Wer sich für Bildung, für Identität, für Kultur, für Integration, für Humanismus, für Aufklärung, für Weltanschauung, für gesellschaftlichen Niedergang bzw. für gesellschaftliche Reformen interessiert, der sollte dieses Büchlein unbedingt lesen, und dann selbst weiterdenken.

Bewertung: 4 von 5 Sternen.

(Erstveröffentlichung auf Amazon am 29. Juli 2011)

Jan Assmann: Weisheit und Mysterium – Das Bild der Griechen von Ägypten (1999)

Ein schönes, kenntnisreiches Büchlein – Anwendungsfall Atlantis

Dieses Büchlein überrascht zunächst durch seine Aufmachung: Obwohl ein Taschenbuch, hat es ein edles Cover mit Goldprägung. – Im Inneren erwarten einen dann kenntnisreiche Ausführungen von Assmann zum Beziehungsverhältnis zwischen Griechenland und Ägypten. Dabei pflegt Assmann seinen bekannt angenehmen Plauderton, der den Stoff gefällig präsentiert. Leider fallen dabei ein paar harte Fragen unter den Tisch, wie z.B. die Diskussion, ob wirklich alle griechischen Ägyptenreisenden auch tatsächlich in Ägypten waren.

Auch Platons Atlantis-Erzählung wird kurz angesprochen, um die Beziehungen der Griechen zu Ägypten zu verdeutlichen. Allerdings lässt Assmann zu Platons Atlantis viele Fragen offen und verfolgt so manchen Gedankenfaden nicht weiter. Wer in diesem Punkt wissen möchte, was man aus dem Wissen in Assmanns Büchlein in bezug auf Platons Atlantis machen kann, sei verwiesen auf: Franke: „Mit Herodot auf den Spuren von Atlantis“. – Empfehlung!

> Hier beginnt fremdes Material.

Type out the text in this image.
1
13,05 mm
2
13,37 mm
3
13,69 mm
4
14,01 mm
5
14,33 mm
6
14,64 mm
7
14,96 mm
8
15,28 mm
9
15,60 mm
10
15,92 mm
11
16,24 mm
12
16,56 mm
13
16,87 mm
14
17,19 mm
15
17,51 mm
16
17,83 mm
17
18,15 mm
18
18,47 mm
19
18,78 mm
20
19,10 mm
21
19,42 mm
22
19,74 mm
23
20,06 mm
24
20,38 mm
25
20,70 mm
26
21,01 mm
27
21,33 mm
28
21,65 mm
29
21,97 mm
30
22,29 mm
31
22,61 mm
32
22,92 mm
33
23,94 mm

Bewertung: 4 von 5 Sternen.

(Erstveröffentlichung auf Amazon am 26. Januar 2007)

Jostein Gaarder: Sofies Welt – Roman über die Geschichte der Philosophie (1991)

Genialer Roman, geniale Philosophie-Einführung, nicht nur für Jugendliche

Die Grundidee von Jostein Gaarders „Sofies Welt“ ist genial: Philosophie wird nicht nur trocken abgehandelt, sondern auch gleich praktisch vorgeführt. Dabei ist dem Autor auch eine bemerkenswerte Buch-im-Buch-Konstruktion gelungen, die ihresgleichen sucht. Die Darlegung der philosophischen Ideen ist zudem sehr überzeugend und ausgewogen gelungen. Auch die Auswahl der dargestellten Philosophen geht in Ordnung und wird sinnvoll durch einen Gang in eine Buchhandlung und den Blick zum Sternenhimmel ergänzt. Die Story hat Esprit und saugt einen in sich hinein.

Wichtigster Schwachpunkt ist eine zu sanfte Kritik gegenüber Gottesglaube und Religion, die einen jungen Ministranten aus behütetem Hause kaum ins Grübeln bringen dürfte. – Gleich das nächste Problem ist die affirmative Übernahme des Zeitgeistes der 1980er Jahre, die mit den Stichworten „Öko“ und „Uno“ bezeichnet sei. Ein Philosoph ist eher linksliberal, so scheint es, während auf gesellschaftliche Ordnung bedachte Menschen eher keine Philosophen sind. Aber diese Ausfälle halten sich in Grenzen und haben teils ein inzwischen schon nostalgisches Flair an sich.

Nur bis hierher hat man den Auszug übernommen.